Methods: DNA from 92 gastroesophageal junction and 75 gastric adenocarcinoma resection specimens was extracted from formalin-fixed paraffin-embedded tissue. Targeted deep sequencing of 46 cancer-related genes was performed through emulsion PCR followed by semiconductor-based sequencing. Gastroesophageal junction and gastric carcinomas were contrasted with respect to mutational profiles, immunohistochemistry and in situ hybridization, as well as corresponding clinicopathologic data.

Results: Gastroesophageal junction carcinomas were associated with younger age, more frequent intestinal-type histology, more frequent p53 overexpression, and worse disease-free survival on multivariable analysis. Among all cases, 145 mutations were detected in 31 genes. TP53 mutations were the most common abnormality detected, and were more common in gastroesophageal junction carcinomas (42% vs. 27%, p = 0.036). Mutations in the Wnt pathway components APC and CTNNB1 were more common among gastric carcinomas (16% vs. 3%, p = 0.006), and gastric carcinomas were more likely to have ≥3 driver mutations detected (11% vs. 2%, p = 0.044). Twenty percent of cases had potentially actionable mutations identified. R132H and R132C missense mutations in the IDH1 gene were observed, and are the first reported mutations of their kind in gastric carcinoma.
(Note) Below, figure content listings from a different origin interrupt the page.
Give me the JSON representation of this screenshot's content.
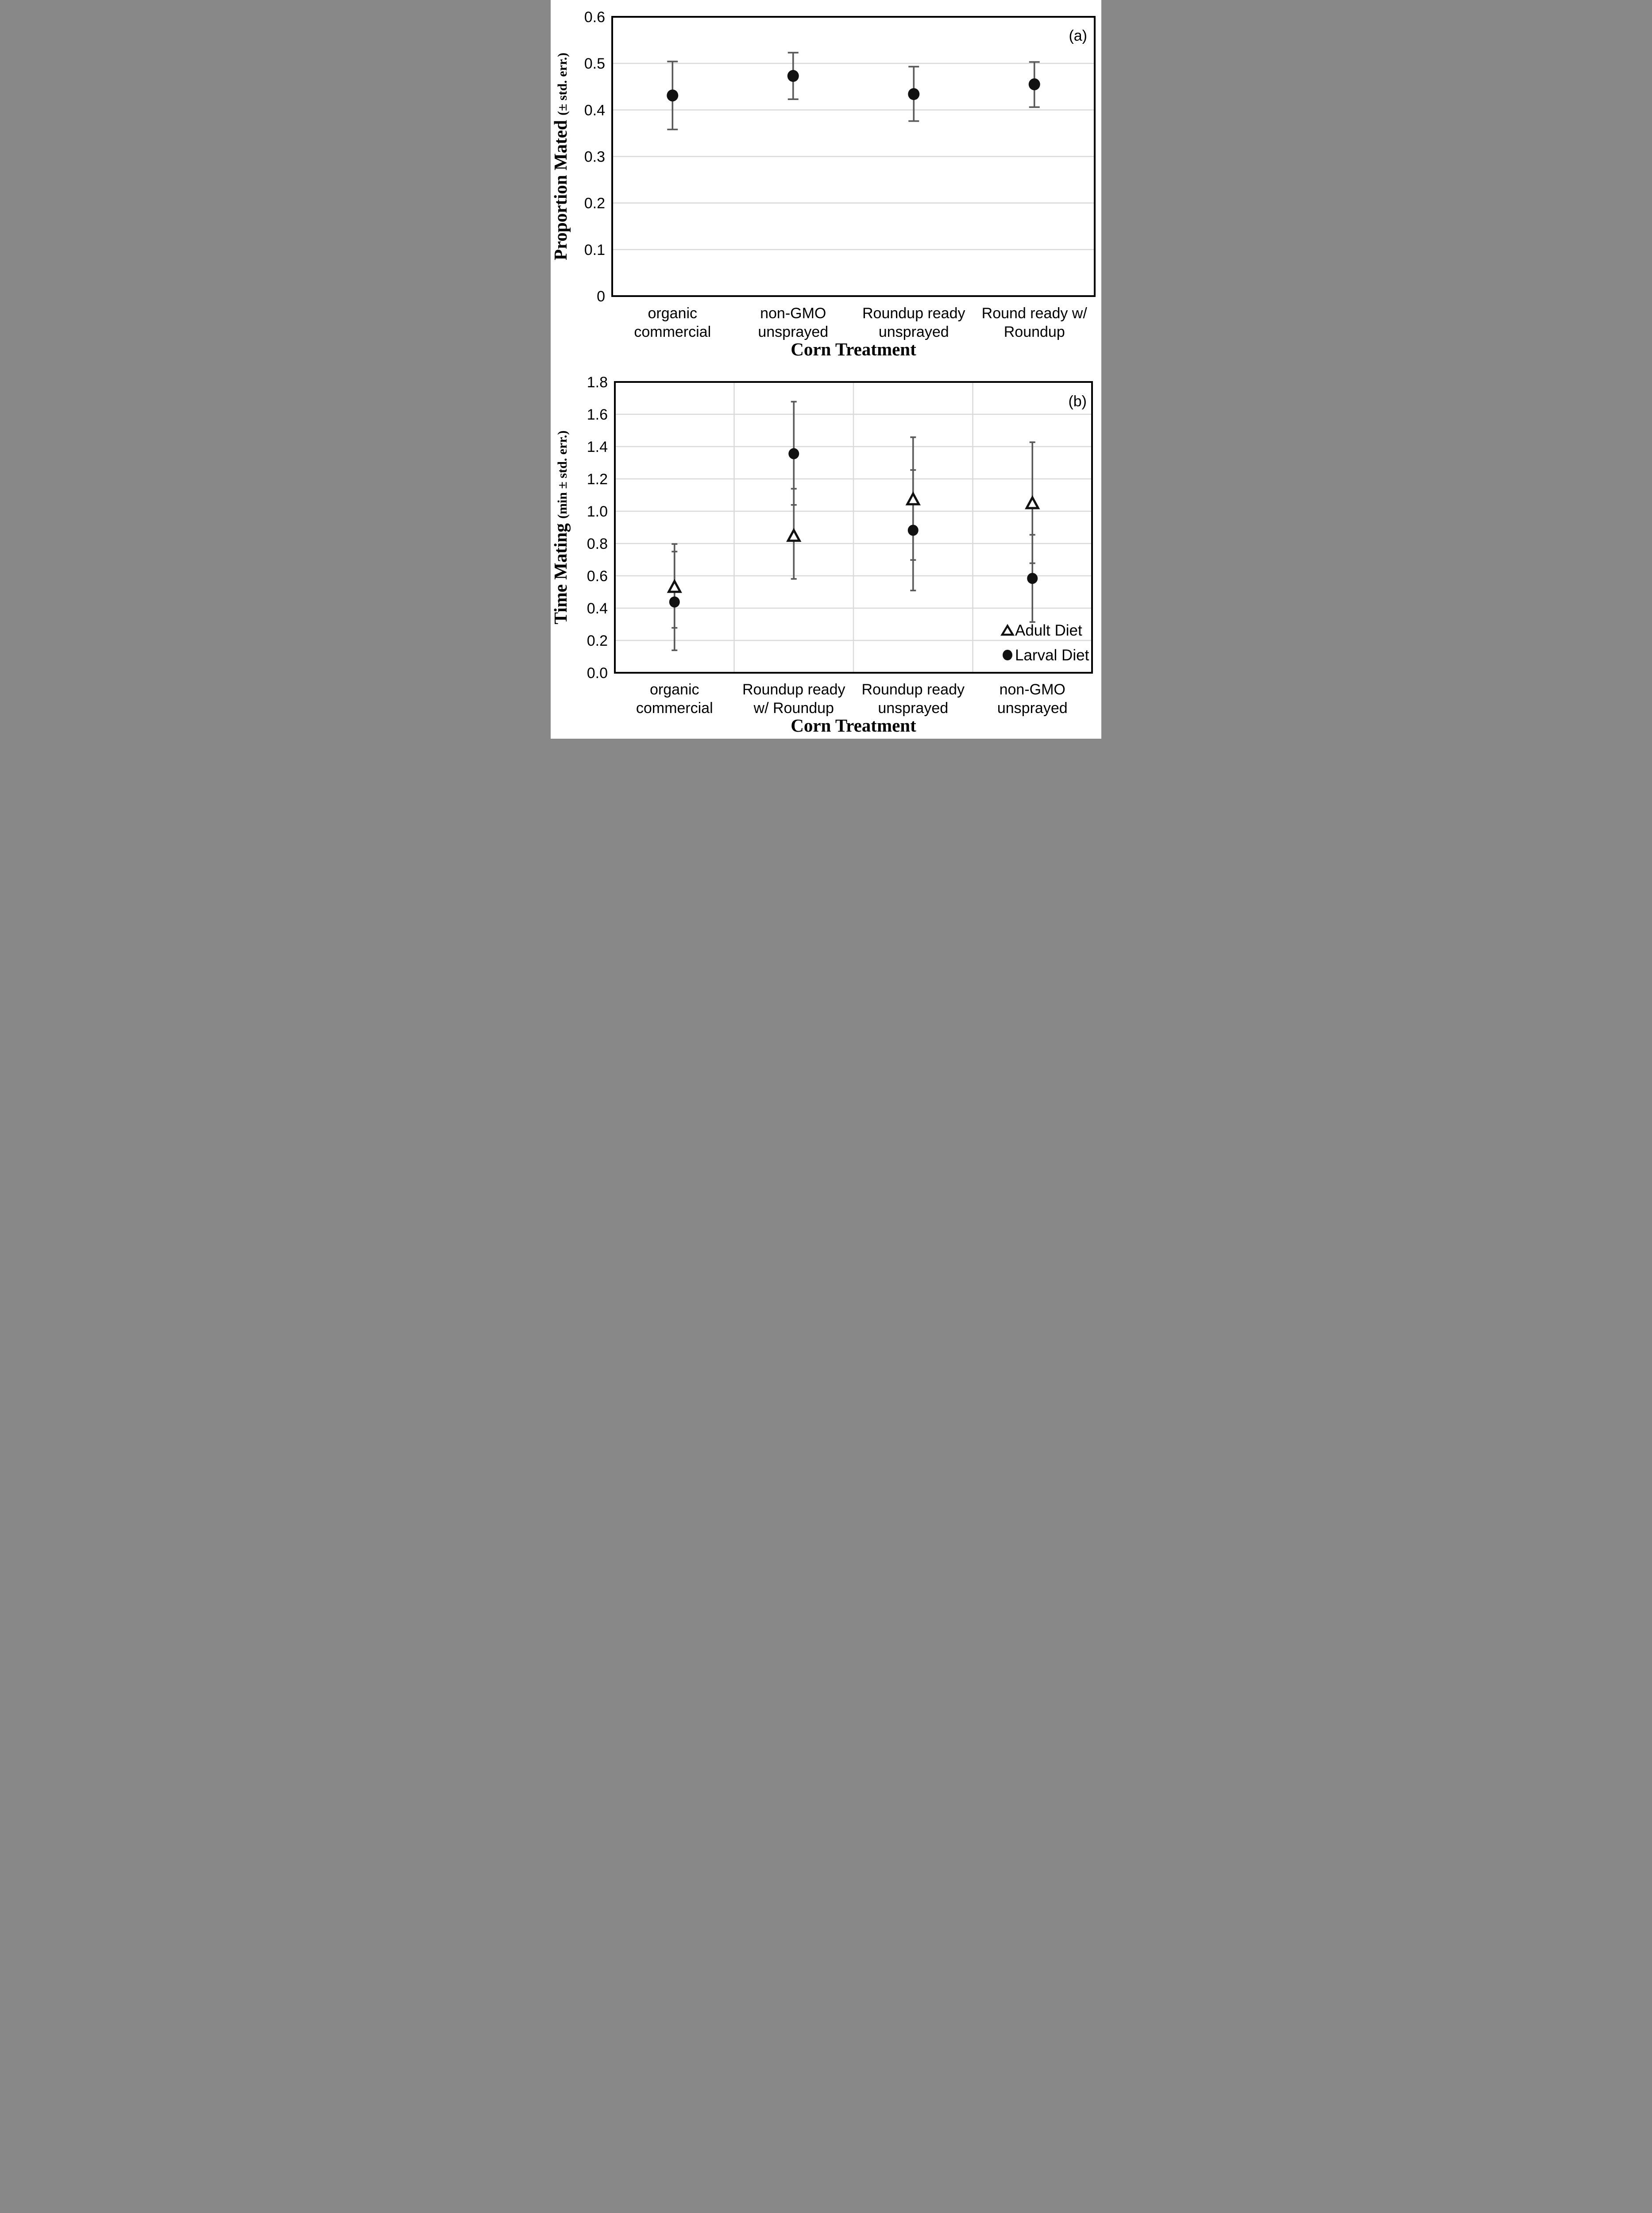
{
  "figure": {
    "background": "#ffffff"
  },
  "colors": {
    "marker": "#111111",
    "triangle_fill": "#ffffff",
    "error_bar": "#595959",
    "gridline": "#d9d9d9",
    "axis": "#000000",
    "text": "#000000"
  },
  "chart_data": [
    {
      "type": "scatter",
      "panel_label": "(a)",
      "ylabel": "Proportion Mated ",
      "ylabel_units": "(± std. err.)",
      "xlabel": "Corn Treatment",
      "ylim": [
        0,
        0.6
      ],
      "ytick_values": [
        0,
        0.1,
        0.2,
        0.3,
        0.4,
        0.5,
        0.6
      ],
      "ytick_labels": [
        "0",
        "0.1",
        "0.2",
        "0.3",
        "0.4",
        "0.5",
        "0.6"
      ],
      "grid": {
        "horizontal": true,
        "vertical": false
      },
      "legend": null,
      "categories": [
        [
          "organic",
          "commercial"
        ],
        [
          "non-GMO",
          "unsprayed"
        ],
        [
          "Roundup ready",
          "unsprayed"
        ],
        [
          "Round ready w/",
          "Roundup"
        ]
      ],
      "series": [
        {
          "name": "Larval Diet",
          "marker": "circle",
          "values": [
            0.431,
            0.473,
            0.434,
            0.455
          ],
          "err_lo": [
            0.358,
            0.423,
            0.376,
            0.406
          ],
          "err_hi": [
            0.504,
            0.523,
            0.493,
            0.503
          ]
        }
      ]
    },
    {
      "type": "scatter",
      "panel_label": "(b)",
      "ylabel": "Time Mating ",
      "ylabel_units": "(min ± std. err.)",
      "xlabel": "Corn Treatment",
      "ylim": [
        0,
        1.8
      ],
      "ytick_values": [
        0,
        0.2,
        0.4,
        0.6,
        0.8,
        1.0,
        1.2,
        1.4,
        1.6,
        1.8
      ],
      "ytick_labels": [
        "0.0",
        "0.2",
        "0.4",
        "0.6",
        "0.8",
        "1.0",
        "1.2",
        "1.4",
        "1.6",
        "1.8"
      ],
      "grid": {
        "horizontal": true,
        "vertical": true
      },
      "legend": {
        "items": [
          {
            "marker": "triangle",
            "label": "Adult Diet"
          },
          {
            "marker": "circle",
            "label": "Larval Diet"
          }
        ]
      },
      "categories": [
        [
          "organic",
          "commercial"
        ],
        [
          "Roundup ready",
          "w/ Roundup"
        ],
        [
          "Roundup ready",
          "unsprayed"
        ],
        [
          "non-GMO",
          "unsprayed"
        ]
      ],
      "series": [
        {
          "name": "Adult Diet",
          "marker": "triangle",
          "values": [
            0.534,
            0.85,
            1.076,
            1.052
          ],
          "err_lo": [
            0.278,
            0.581,
            0.698,
            0.678
          ],
          "err_hi": [
            0.797,
            1.139,
            1.458,
            1.427
          ]
        },
        {
          "name": "Larval Diet",
          "marker": "circle",
          "values": [
            0.438,
            1.356,
            0.882,
            0.584
          ],
          "err_lo": [
            0.139,
            1.039,
            0.509,
            0.314
          ],
          "err_hi": [
            0.75,
            1.678,
            1.255,
            0.854
          ]
        }
      ]
    }
  ]
}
Conclusions: Panel sequencing of routine pathology material can yield mutational information on several driver genes, including some for which targeted therapies are available. Differing rates of mutations and clinicopathologic differences support a distinction between adenocarcinomas that arise in the gastroesophageal junction and those that arise in the stomach proper.

Figure 1

Flow diagram detailing case selection and exclusion for the study cohort.

Figure 2

Comparison of disease-free survival and overall survival between patients with gastroesophageal and gastric carcinomas. A) Disease free survival was significantly worse for gastroesophageal carcinomas (solid lines) compared to gastric carcinoms (dotted lines), Log-rank test; p = 0.002, though B) overall survival did not differ between the two disease sites (Log-rank test; p = 0.225).

Figure 3

Somatic mutations identified in gastroesophageal junction and gastric carcinomas.TP53 mutations were identified in a larger proportion of gastroesophageal junction tumors, while abnormalities in APC/CTNNB1 occurred more frequently in gastric tumors. Black blocks represent truncating mutations, while grey blocks represent missense mutations. Cases and genes in which mutations were not identified are not included.

Figure 4

Proportions of GEJ and gastric carcinomas with numbers of identified total and actionable mutations. Solid dark areas in the columns represent cases with 1 mutation, dark diagonal lined areas represent cases with 2 mutations, and spotted areas represent cases with 3 or more mutations.

Figure 5

Comparison of the frequency of mutations within hotspots identified in the study cohort using panel sequencing, compared to mutations identified using whole exome sequencing in the TCGA data. A) Mutations across mutational hotspots in the 46 genes in the panel, B) mutations in TP53, C) mutations in KRAS, and D) mutations in the Wnt signaling components APC and CTNNB1.